Den offensiven Verteidiger-Stil saugte auch Graham auf und in den vergangenen zwei Spielzeiten bewies er in Finnland, dass dieser ihn in Europa weit bringen kann. Sein gutes Aufbauspiel und sein Auge für den Mitspieler fielen in der DEL schnell auf, seit Oktober ist auch sein Scoring auf einem sehr hohen Niveau angekommen. "Er sieht das Eis so gut", schwärmt Pederson. An der Seite des robusten Henry Haase kann Graham seine Qualitäten besonders gut einbringen, Haase sichert ihn ab, wenn er sich in die Offensive mit einschaltet.

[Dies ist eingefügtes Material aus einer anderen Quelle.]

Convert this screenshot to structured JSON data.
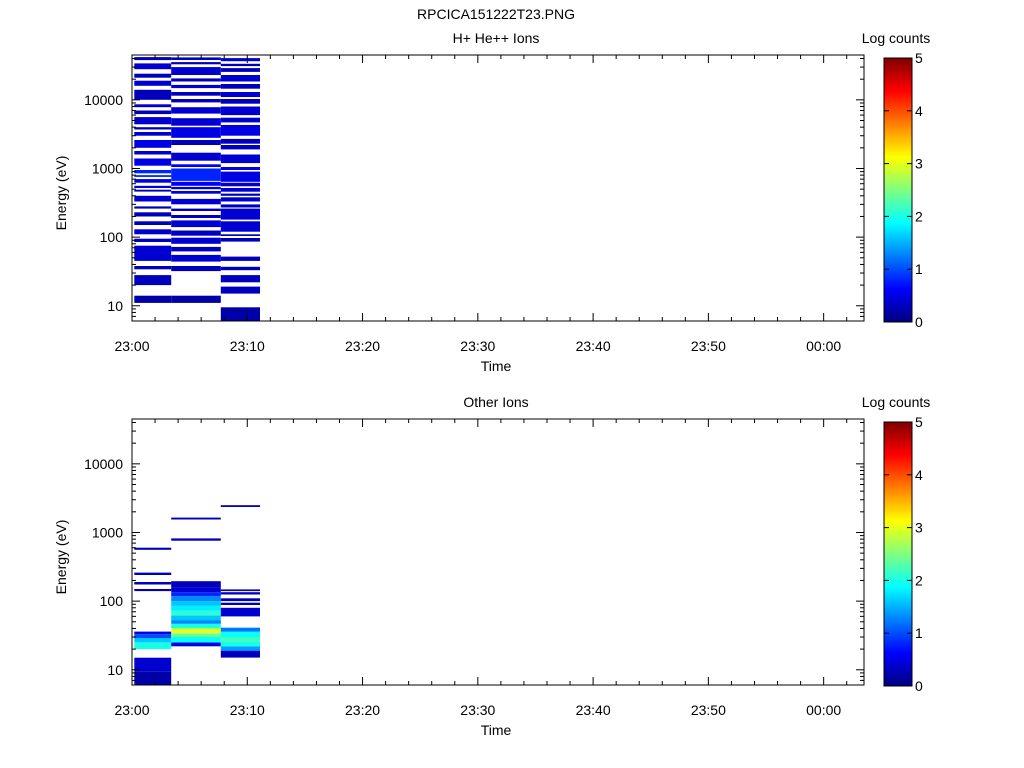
{
  "figure_title": "RPCICA151222T23.PNG",
  "colors": {
    "background": "#ffffff",
    "axes": "#000000",
    "colormap": [
      "#00007f",
      "#0000ff",
      "#007fff",
      "#00ffff",
      "#7fff7f",
      "#ffff00",
      "#ff7f00",
      "#ff0000",
      "#7f0000"
    ]
  },
  "chart_data": [
    {
      "type": "heatmap",
      "title": "H+ He++ Ions",
      "xlabel": "Time",
      "ylabel": "Energy (eV)",
      "x_tick_labels": [
        "23:00",
        "23:10",
        "23:20",
        "23:30",
        "23:40",
        "23:50",
        "00:00"
      ],
      "x_tick_minutes": [
        0,
        10,
        20,
        30,
        40,
        50,
        60
      ],
      "xlim_minutes": [
        0,
        63.5
      ],
      "y_scale": "log",
      "ylim": [
        6,
        45000
      ],
      "y_tick_labels": [
        "10",
        "100",
        "1000",
        "10000"
      ],
      "y_tick_values": [
        10,
        100,
        1000,
        10000
      ],
      "colorbar": {
        "label": "Log counts",
        "range": [
          0,
          5
        ],
        "tick_labels": [
          "0",
          "1",
          "2",
          "3",
          "4",
          "5"
        ]
      },
      "time_bins_minutes": [
        [
          0.2,
          3.4
        ],
        [
          3.4,
          7.7
        ],
        [
          7.7,
          11.1
        ]
      ],
      "cells": [
        [
          0,
          11,
          14,
          0.2
        ],
        [
          0,
          20,
          28,
          0.3
        ],
        [
          0,
          34,
          38,
          0.3
        ],
        [
          0,
          45,
          75,
          0.4
        ],
        [
          0,
          85,
          95,
          0.3
        ],
        [
          0,
          110,
          130,
          0.4
        ],
        [
          0,
          150,
          170,
          0.3
        ],
        [
          0,
          200,
          230,
          0.3
        ],
        [
          0,
          260,
          280,
          0.3
        ],
        [
          0,
          330,
          400,
          0.4
        ],
        [
          0,
          460,
          490,
          0.3
        ],
        [
          0,
          520,
          560,
          0.4
        ],
        [
          0,
          620,
          700,
          0.5
        ],
        [
          0,
          750,
          800,
          0.9
        ],
        [
          0,
          850,
          950,
          0.8
        ],
        [
          0,
          1100,
          1400,
          0.5
        ],
        [
          0,
          1600,
          1800,
          0.4
        ],
        [
          0,
          2000,
          2600,
          0.5
        ],
        [
          0,
          3000,
          3400,
          0.4
        ],
        [
          0,
          3700,
          4000,
          0.3
        ],
        [
          0,
          4400,
          5600,
          0.4
        ],
        [
          0,
          6200,
          7000,
          0.3
        ],
        [
          0,
          7800,
          8600,
          0.4
        ],
        [
          0,
          10000,
          14000,
          0.3
        ],
        [
          0,
          16000,
          19000,
          0.4
        ],
        [
          0,
          21000,
          24000,
          0.3
        ],
        [
          0,
          28000,
          34000,
          0.4
        ],
        [
          0,
          38000,
          42000,
          0.3
        ],
        [
          1,
          11,
          14,
          0.2
        ],
        [
          1,
          32,
          38,
          0.3
        ],
        [
          1,
          44,
          55,
          0.4
        ],
        [
          1,
          62,
          72,
          0.3
        ],
        [
          1,
          80,
          98,
          0.4
        ],
        [
          1,
          105,
          125,
          0.3
        ],
        [
          1,
          140,
          175,
          0.4
        ],
        [
          1,
          190,
          210,
          0.3
        ],
        [
          1,
          240,
          260,
          0.3
        ],
        [
          1,
          300,
          360,
          0.4
        ],
        [
          1,
          430,
          470,
          0.4
        ],
        [
          1,
          500,
          540,
          0.5
        ],
        [
          1,
          560,
          640,
          0.6
        ],
        [
          1,
          660,
          1000,
          0.8
        ],
        [
          1,
          1050,
          1150,
          0.6
        ],
        [
          1,
          1300,
          1700,
          0.4
        ],
        [
          1,
          2200,
          2600,
          0.3
        ],
        [
          1,
          2800,
          4000,
          0.5
        ],
        [
          1,
          4200,
          5400,
          0.4
        ],
        [
          1,
          6300,
          7800,
          0.4
        ],
        [
          1,
          9200,
          10300,
          0.3
        ],
        [
          1,
          11500,
          13000,
          0.3
        ],
        [
          1,
          14800,
          16500,
          0.4
        ],
        [
          1,
          18500,
          20500,
          0.3
        ],
        [
          1,
          23000,
          30000,
          0.4
        ],
        [
          1,
          33000,
          35500,
          0.3
        ],
        [
          1,
          38000,
          41500,
          0.4
        ],
        [
          2,
          6,
          9.5,
          0.2
        ],
        [
          2,
          15,
          19,
          0.3
        ],
        [
          2,
          22,
          28,
          0.3
        ],
        [
          2,
          33,
          37,
          0.3
        ],
        [
          2,
          45,
          52,
          0.3
        ],
        [
          2,
          86,
          97,
          0.3
        ],
        [
          2,
          104,
          110,
          0.3
        ],
        [
          2,
          120,
          170,
          0.4
        ],
        [
          2,
          180,
          260,
          0.4
        ],
        [
          2,
          270,
          300,
          0.3
        ],
        [
          2,
          330,
          380,
          0.4
        ],
        [
          2,
          400,
          430,
          0.3
        ],
        [
          2,
          460,
          520,
          0.4
        ],
        [
          2,
          550,
          620,
          0.4
        ],
        [
          2,
          640,
          900,
          0.5
        ],
        [
          2,
          950,
          1050,
          0.5
        ],
        [
          2,
          1200,
          1600,
          0.4
        ],
        [
          2,
          1900,
          2200,
          0.3
        ],
        [
          2,
          2300,
          2700,
          0.3
        ],
        [
          2,
          3000,
          4300,
          0.5
        ],
        [
          2,
          4700,
          5500,
          0.4
        ],
        [
          2,
          6000,
          8000,
          0.4
        ],
        [
          2,
          8800,
          10300,
          0.3
        ],
        [
          2,
          11000,
          13000,
          0.4
        ],
        [
          2,
          14500,
          17000,
          0.3
        ],
        [
          2,
          18500,
          23000,
          0.4
        ],
        [
          2,
          25500,
          29000,
          0.3
        ],
        [
          2,
          31000,
          33500,
          0.3
        ],
        [
          2,
          36500,
          40500,
          0.4
        ]
      ]
    },
    {
      "type": "heatmap",
      "title": "Other Ions",
      "xlabel": "Time",
      "ylabel": "Energy (eV)",
      "x_tick_labels": [
        "23:00",
        "23:10",
        "23:20",
        "23:30",
        "23:40",
        "23:50",
        "00:00"
      ],
      "x_tick_minutes": [
        0,
        10,
        20,
        30,
        40,
        50,
        60
      ],
      "xlim_minutes": [
        0,
        63.5
      ],
      "y_scale": "log",
      "ylim": [
        6,
        45000
      ],
      "y_tick_labels": [
        "10",
        "100",
        "1000",
        "10000"
      ],
      "y_tick_values": [
        10,
        100,
        1000,
        10000
      ],
      "colorbar": {
        "label": "Log counts",
        "range": [
          0,
          5
        ],
        "tick_labels": [
          "0",
          "1",
          "2",
          "3",
          "4",
          "5"
        ]
      },
      "time_bins_minutes": [
        [
          0.2,
          3.4
        ],
        [
          3.4,
          7.7
        ],
        [
          7.7,
          11.1
        ]
      ],
      "cells": [
        [
          0,
          6,
          9.5,
          0.2
        ],
        [
          0,
          9.5,
          15,
          0.4
        ],
        [
          0,
          20,
          25,
          2.0
        ],
        [
          0,
          25,
          29,
          1.6
        ],
        [
          0,
          29,
          33,
          1.0
        ],
        [
          0,
          33,
          36,
          0.5
        ],
        [
          0,
          140,
          150,
          0.3
        ],
        [
          0,
          175,
          190,
          0.3
        ],
        [
          0,
          240,
          260,
          0.3
        ],
        [
          0,
          560,
          600,
          0.3
        ],
        [
          1,
          22,
          25,
          0.5
        ],
        [
          1,
          25,
          30,
          1.9
        ],
        [
          1,
          30,
          34,
          2.4
        ],
        [
          1,
          34,
          40,
          3.0
        ],
        [
          1,
          40,
          47,
          2.0
        ],
        [
          1,
          47,
          53,
          1.3
        ],
        [
          1,
          53,
          62,
          1.6
        ],
        [
          1,
          62,
          72,
          2.1
        ],
        [
          1,
          72,
          85,
          1.8
        ],
        [
          1,
          85,
          100,
          1.6
        ],
        [
          1,
          100,
          118,
          1.3
        ],
        [
          1,
          118,
          135,
          0.8
        ],
        [
          1,
          135,
          160,
          0.4
        ],
        [
          1,
          160,
          195,
          0.3
        ],
        [
          1,
          760,
          820,
          0.3
        ],
        [
          1,
          1550,
          1650,
          0.3
        ],
        [
          2,
          15,
          19,
          0.3
        ],
        [
          2,
          19,
          22,
          1.4
        ],
        [
          2,
          22,
          26,
          2.0
        ],
        [
          2,
          26,
          30,
          2.2
        ],
        [
          2,
          30,
          36,
          1.9
        ],
        [
          2,
          36,
          41,
          1.2
        ],
        [
          2,
          60,
          80,
          0.4
        ],
        [
          2,
          88,
          95,
          0.3
        ],
        [
          2,
          100,
          110,
          0.3
        ],
        [
          2,
          125,
          135,
          0.3
        ],
        [
          2,
          140,
          148,
          0.3
        ],
        [
          2,
          2350,
          2500,
          0.3
        ]
      ]
    }
  ]
}
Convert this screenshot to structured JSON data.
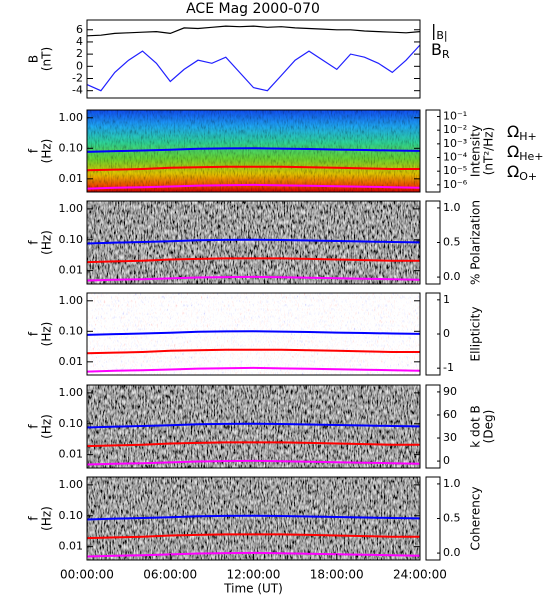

Einen Spielertyp wie Graham hatten die Augsburger in der vergangenen Saison schmerzlich vermisst, da Patrick McNeill coronabedingt nicht mehr aus Kanada zurückgekehrt war. Nun füllt Graham diese Rolle sehr gut aus. "Er spielt riskant, aber gleichzeitig auch nicht riskant", sagt Pederson. Was auf den ersten Blick unlogisch klingt, wird verständlicher, wenn man Grahams "läuferische Leichtfüßigkeit", wie Pederson sie nennt, mit in die Gleichung nimmt. Diese helfe ihm, "sich aus misslichen Lagen zu befreien", erklärt der Panther-Trainer. Was jetzt noch fehlt, ist sein erstes Saisontor. Solange sein Team gewinne, mache ihm das nichts aus, sagte Graham lachend. Bis zum nächsten Versuch hat er dank der Nationalmannschaftspause nun neun Tage Zeit.